Before heading to Victoria in 2000, Whelan played in both the Northern Territory and South Australian leagues. From October to March he would play for Darwin before heading to Woodville-West Torrens for the winter.

==AFL career==

===2000 debut season===
Whelan made his debut in round four of season 2000, and played every game until round 20 when an injured neck cost him his place and he missed the finals, including Melbourne's grand final appearance. This was a major blow to the Demons, who missed his toughness against a more physical Essendon.

===History repeats===

History repeated itself in 2002 when Whelan played every game but was forced out in round 22 with a calf injury, and another finals series went begging.

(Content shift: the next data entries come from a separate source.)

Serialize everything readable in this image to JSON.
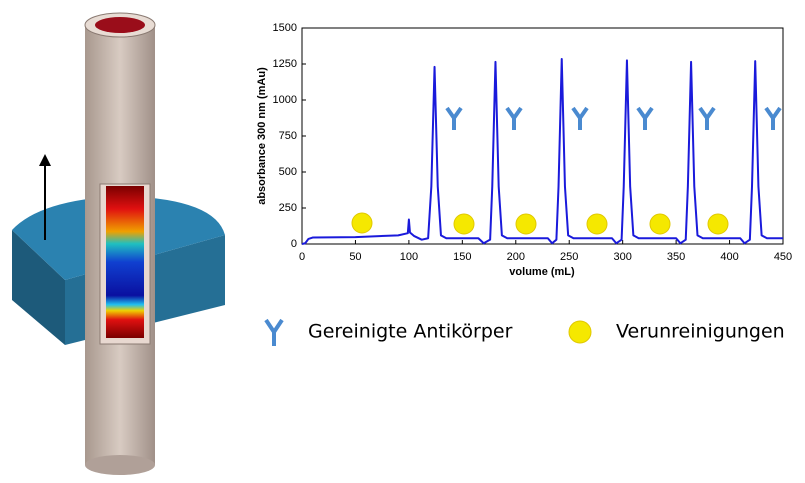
{
  "chart_data": {
    "type": "line",
    "xlabel": "volume (mL)",
    "ylabel": "absorbance 300 nm (mAu)",
    "xlim": [
      0,
      450
    ],
    "xticks": [
      0,
      50,
      100,
      150,
      200,
      250,
      300,
      350,
      400,
      450
    ],
    "ylim": [
      0,
      1500
    ],
    "yticks": [
      0,
      250,
      500,
      750,
      1000,
      1250,
      1500
    ],
    "legend_items": [
      "Gereinigte Antikörper",
      "Verunreinigungen"
    ],
    "series": [
      {
        "color": "#1a1adb",
        "x": [
          0,
          3,
          6,
          10,
          50,
          90,
          99,
          100,
          101,
          105,
          112,
          118,
          121,
          124,
          127,
          130,
          135,
          165,
          170,
          176,
          178,
          181,
          184,
          187,
          192,
          230,
          234,
          238,
          240,
          243,
          246,
          249,
          254,
          290,
          294,
          299,
          301,
          304,
          307,
          310,
          315,
          350,
          354,
          359,
          361,
          364,
          367,
          370,
          375,
          410,
          414,
          419,
          421,
          424,
          427,
          430,
          435,
          450
        ],
        "values": [
          0,
          5,
          35,
          45,
          48,
          60,
          75,
          170,
          80,
          55,
          30,
          40,
          400,
          1230,
          400,
          60,
          40,
          40,
          5,
          30,
          400,
          1265,
          400,
          60,
          40,
          40,
          5,
          30,
          400,
          1285,
          400,
          60,
          40,
          40,
          5,
          30,
          400,
          1275,
          400,
          60,
          40,
          40,
          5,
          30,
          400,
          1265,
          400,
          60,
          40,
          40,
          5,
          30,
          400,
          1270,
          400,
          60,
          40,
          40
        ]
      }
    ]
  }
}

===2003 & Shane Crawford incident===
In a rare report for rough play in 2003 for what appeared to be a dangerous throw on Shane Crawford he was later cleared by the tribunal of any infringement.

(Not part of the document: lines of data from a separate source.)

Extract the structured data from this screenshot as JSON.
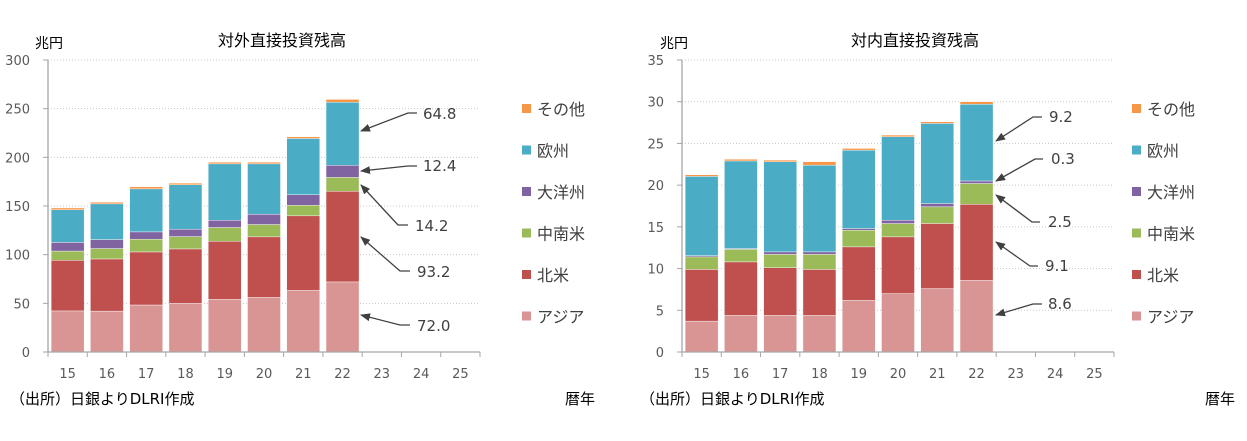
{
  "chart_data": [
    {
      "type": "bar",
      "stacked": true,
      "title": "対外直接投資残高",
      "ylabel": "兆円",
      "xlabel": "暦年",
      "source": "（出所）日銀よりDLRI作成",
      "categories": [
        "15",
        "16",
        "17",
        "18",
        "19",
        "20",
        "21",
        "22",
        "23",
        "24",
        "25"
      ],
      "ylim": [
        0,
        300
      ],
      "yticks": [
        0,
        50,
        100,
        150,
        200,
        250,
        300
      ],
      "grid": true,
      "legend_position": "right",
      "series": [
        {
          "name": "アジア",
          "color": "#d99594",
          "values": [
            42.2,
            42.0,
            48.3,
            50.0,
            54.2,
            56.2,
            63.4,
            72.0,
            null,
            null,
            null
          ]
        },
        {
          "name": "北米",
          "color": "#c0504d",
          "values": [
            52.0,
            53.6,
            54.5,
            55.9,
            59.6,
            62.1,
            76.5,
            93.2,
            null,
            null,
            null
          ]
        },
        {
          "name": "中南米",
          "color": "#9bbb59",
          "values": [
            9.5,
            10.7,
            13.1,
            12.7,
            14.1,
            12.7,
            10.9,
            14.2,
            null,
            null,
            null
          ]
        },
        {
          "name": "大洋州",
          "color": "#8064a2",
          "values": [
            8.9,
            9.2,
            7.5,
            7.6,
            7.5,
            10.6,
            10.7,
            12.4,
            null,
            null,
            null
          ]
        },
        {
          "name": "欧州",
          "color": "#4bacc6",
          "values": [
            33.6,
            36.7,
            44.2,
            45.6,
            57.9,
            51.7,
            57.9,
            64.8,
            null,
            null,
            null
          ]
        },
        {
          "name": "その他",
          "color": "#f79646",
          "values": [
            1.8,
            1.7,
            2.1,
            1.7,
            1.7,
            1.7,
            1.7,
            2.9,
            null,
            null,
            null
          ]
        }
      ],
      "annotations": [
        "64.8",
        "12.4",
        "14.2",
        "93.2",
        "72.0"
      ]
    },
    {
      "type": "bar",
      "stacked": true,
      "title": "対内直接投資残高",
      "ylabel": "兆円",
      "xlabel": "暦年",
      "source": "（出所）日銀よりDLRI作成",
      "categories": [
        "15",
        "16",
        "17",
        "18",
        "19",
        "20",
        "21",
        "22",
        "23",
        "24",
        "25"
      ],
      "ylim": [
        0,
        35
      ],
      "yticks": [
        0,
        5,
        10,
        15,
        20,
        25,
        30,
        35
      ],
      "grid": true,
      "legend_position": "right",
      "series": [
        {
          "name": "アジア",
          "color": "#d99594",
          "values": [
            3.7,
            4.4,
            4.4,
            4.4,
            6.2,
            7.0,
            7.6,
            8.6,
            null,
            null,
            null
          ]
        },
        {
          "name": "北米",
          "color": "#c0504d",
          "values": [
            6.2,
            6.4,
            5.7,
            5.5,
            6.4,
            6.8,
            7.8,
            9.1,
            null,
            null,
            null
          ]
        },
        {
          "name": "中南米",
          "color": "#9bbb59",
          "values": [
            1.5,
            1.5,
            1.6,
            1.8,
            2.0,
            1.6,
            2.0,
            2.5,
            null,
            null,
            null
          ]
        },
        {
          "name": "大洋州",
          "color": "#8064a2",
          "values": [
            0.15,
            0.1,
            0.3,
            0.3,
            0.2,
            0.4,
            0.4,
            0.3,
            null,
            null,
            null
          ]
        },
        {
          "name": "欧州",
          "color": "#4bacc6",
          "values": [
            9.5,
            10.5,
            10.8,
            10.4,
            9.4,
            10.0,
            9.6,
            9.2,
            null,
            null,
            null
          ]
        },
        {
          "name": "その他",
          "color": "#f79646",
          "values": [
            0.2,
            0.2,
            0.2,
            0.4,
            0.2,
            0.2,
            0.2,
            0.3,
            null,
            null,
            null
          ]
        }
      ],
      "annotations": [
        "9.2",
        "0.3",
        "2.5",
        "9.1",
        "8.6"
      ]
    }
  ]
}
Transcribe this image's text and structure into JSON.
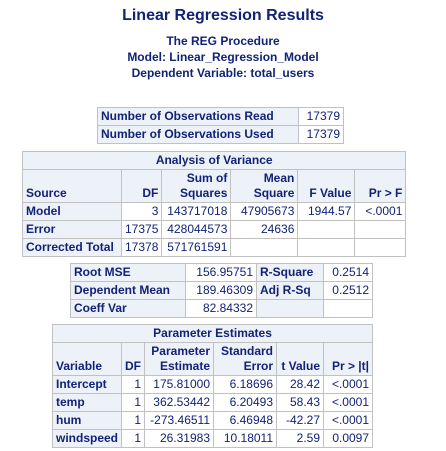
{
  "header": {
    "title": "Linear Regression Results",
    "procedure": "The REG Procedure",
    "model": "Model: Linear_Regression_Model",
    "dependent": "Dependent Variable: total_users"
  },
  "observations": {
    "rows": [
      {
        "label": "Number of Observations Read",
        "value": "17379"
      },
      {
        "label": "Number of Observations Used",
        "value": "17379"
      }
    ]
  },
  "anova": {
    "caption": "Analysis of Variance",
    "headers": {
      "source": "Source",
      "df": "DF",
      "ss_top": "Sum of",
      "ss_bottom": "Squares",
      "ms_top": "Mean",
      "ms_bottom": "Square",
      "f": "F Value",
      "p": "Pr > F"
    },
    "rows": [
      {
        "source": "Model",
        "df": "3",
        "ss": "143717018",
        "ms": "47905673",
        "f": "1944.57",
        "p": "<.0001"
      },
      {
        "source": "Error",
        "df": "17375",
        "ss": "428044573",
        "ms": "24636",
        "f": "",
        "p": ""
      },
      {
        "source": "Corrected Total",
        "df": "17378",
        "ss": "571761591",
        "ms": "",
        "f": "",
        "p": ""
      }
    ]
  },
  "fit": {
    "rows": [
      {
        "l1": "Root MSE",
        "v1": "156.95751",
        "l2": "R-Square",
        "v2": "0.2514"
      },
      {
        "l1": "Dependent Mean",
        "v1": "189.46309",
        "l2": "Adj R-Sq",
        "v2": "0.2512"
      },
      {
        "l1": "Coeff Var",
        "v1": "82.84332",
        "l2": "",
        "v2": ""
      }
    ]
  },
  "params": {
    "caption": "Parameter Estimates",
    "headers": {
      "variable": "Variable",
      "df": "DF",
      "est_top": "Parameter",
      "est_bottom": "Estimate",
      "se_top": "Standard",
      "se_bottom": "Error",
      "t": "t Value",
      "p": "Pr > |t|"
    },
    "rows": [
      {
        "variable": "Intercept",
        "df": "1",
        "est": "175.81000",
        "se": "6.18696",
        "t": "28.42",
        "p": "<.0001"
      },
      {
        "variable": "temp",
        "df": "1",
        "est": "362.53442",
        "se": "6.20493",
        "t": "58.43",
        "p": "<.0001"
      },
      {
        "variable": "hum",
        "df": "1",
        "est": "-273.46511",
        "se": "6.46948",
        "t": "-42.27",
        "p": "<.0001"
      },
      {
        "variable": "windspeed",
        "df": "1",
        "est": "26.31983",
        "se": "10.18011",
        "t": "2.59",
        "p": "0.0097"
      }
    ]
  }
}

===2004 & James Hird incident===
During the 2004 Elimination Final, Melbourne were drawn to play rivals Essendon. With about five minutes to go in the first half, Whelan knocked James Hird unconscious with a strong shirtfront, re-gathered the ball and fed it off to Travis Johnstone who finished the play with a goal to bring up double figures for the Demons. Whelan, playing his first final, was one of Melbourne's best, picking up 22 possessions and a match high five tackles.

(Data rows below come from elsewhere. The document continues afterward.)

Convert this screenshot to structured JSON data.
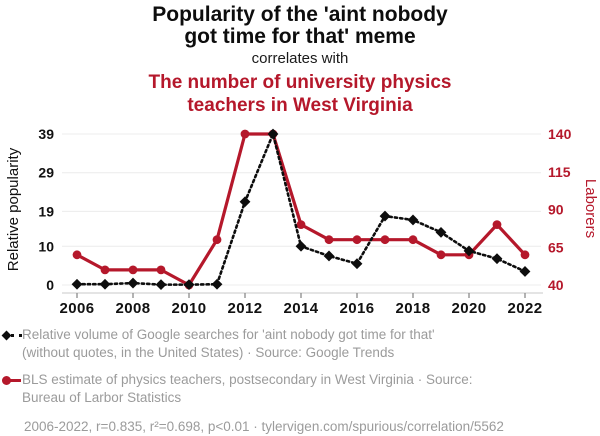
{
  "title": {
    "line1": "Popularity of the 'aint nobody",
    "line2": "got time for that' meme"
  },
  "connector": "correlates with",
  "subtitle": {
    "line1": "The number of university physics",
    "line2": "teachers in West Virginia"
  },
  "colors": {
    "accent_red": "#b5182b",
    "series_black": "#0d0d0d",
    "footer_gray": "#9b9b9b",
    "gridline": "#ececec",
    "axis_line": "#c9c9c9",
    "tick_mark": "#8a8a8a"
  },
  "chart_data": {
    "type": "line",
    "x": [
      2006,
      2007,
      2008,
      2009,
      2010,
      2011,
      2012,
      2013,
      2014,
      2015,
      2016,
      2017,
      2018,
      2019,
      2020,
      2021,
      2022
    ],
    "x_ticks": [
      2006,
      2008,
      2010,
      2012,
      2014,
      2016,
      2018,
      2020,
      2022
    ],
    "grid": "horizontal",
    "left_axis": {
      "label": "Relative popularity",
      "ticks": [
        0,
        10,
        19,
        29,
        39
      ],
      "range": [
        0,
        39
      ]
    },
    "right_axis": {
      "label": "Laborers",
      "ticks": [
        40,
        65,
        90,
        115,
        140
      ],
      "range": [
        40,
        140
      ]
    },
    "series": [
      {
        "name": "Relative volume of Google searches for 'aint nobody got time for that'",
        "axis": "left",
        "color": "#0d0d0d",
        "style": "dotted",
        "marker": "diamond",
        "values": [
          0.2,
          0.2,
          0.5,
          0.1,
          0.1,
          0.2,
          21.5,
          39,
          10,
          7.5,
          5.5,
          17.8,
          16.8,
          13.6,
          8.8,
          6.8,
          3.5
        ]
      },
      {
        "name": "BLS estimate of physics teachers, postsecondary in West Virginia",
        "axis": "right",
        "color": "#b5182b",
        "style": "solid",
        "marker": "circle",
        "values": [
          60,
          50,
          50,
          50,
          40,
          70,
          140,
          140,
          80,
          70,
          70,
          70,
          70,
          60,
          60,
          80,
          60
        ]
      }
    ]
  },
  "legend": {
    "items": [
      {
        "marker": "black-diamond-dotted-line",
        "lines": [
          "Relative volume of Google searches for 'aint nobody got time for that'",
          "(without quotes, in the United States) · Source: Google Trends"
        ]
      },
      {
        "marker": "red-circle-solid-line",
        "lines": [
          "BLS estimate of physics teachers, postsecondary in West Virginia · Source:",
          "Bureau of Larbor Statistics"
        ]
      }
    ]
  },
  "footer_note": "2006-2022, r=0.835, r²=0.698, p<0.01 · tylervigen.com/spurious/correlation/5562"
}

===2005 & Nathan Brown incident===
During the final quarter of the Melbourne v Richmond game on 27 May 2005, Richmond attacked in their 50 when Whelan came from nowhere to smother Nathan Brown's kick. Because Brown was kicking with his left boot, Whelan landed on his right foot, and, in front of horrified Friday Night Football viewers, broke his leg. Replays were constantly played on the news, including Sports Tonight and Fox Sports News. Whelan said that he had felt guilty, given the seriousness of Brown's injury. Brown sat out the rest of the season, and has had re-occurring leg-related injuries ever since.

===2006 AFL Season===
Whelan had a stellar season in 2006, marred only by minor injuries to his calf and hamstring.he kicked a career high four goals in round-five

===2007 & Luke Ball incident===
During the 2007 season opener against St Kilda, while shepherding a teammate, Whelan turned his back, colliding solidly with Luke Ball. The severe collision injured both players, resulting in both coming off the ground, with the back of Whelan's head lacerating Ball's forehead. Ball was carried off the ground with a laceration to his head, although both players later returned to play out the game. Whelan was charged for rough play based on the video. The charge, however, was later dropped as the high contact was ruled as an accidental clash of heads, while Ball continued a slow recovery from the injury.

His 2007 season saw him play just a handful of games due to injury.

===2008 & Brendan Fevola incident===
In round-five of the 2008 season, Whelan was reported for striking Carlton's full-forward Brendan Fevola. He was offered a two-week suspension by the AFL. But an early guilty plea reduced this to just one week.

==Retirement==
In August 2009, Whelan announced his retirement from the AFL alongside teammate Paul Wheatley, effective after Round 22, as part of the Melbourne Football Club's youth policy. His career has been plagued by injury, but is leaving on a good note and was happy to play an important role mentoring the MFC's young Aboriginal players.
In February 2010, Whelan was awarded life membership of the Melbourne Football club at the club's annual general meeting.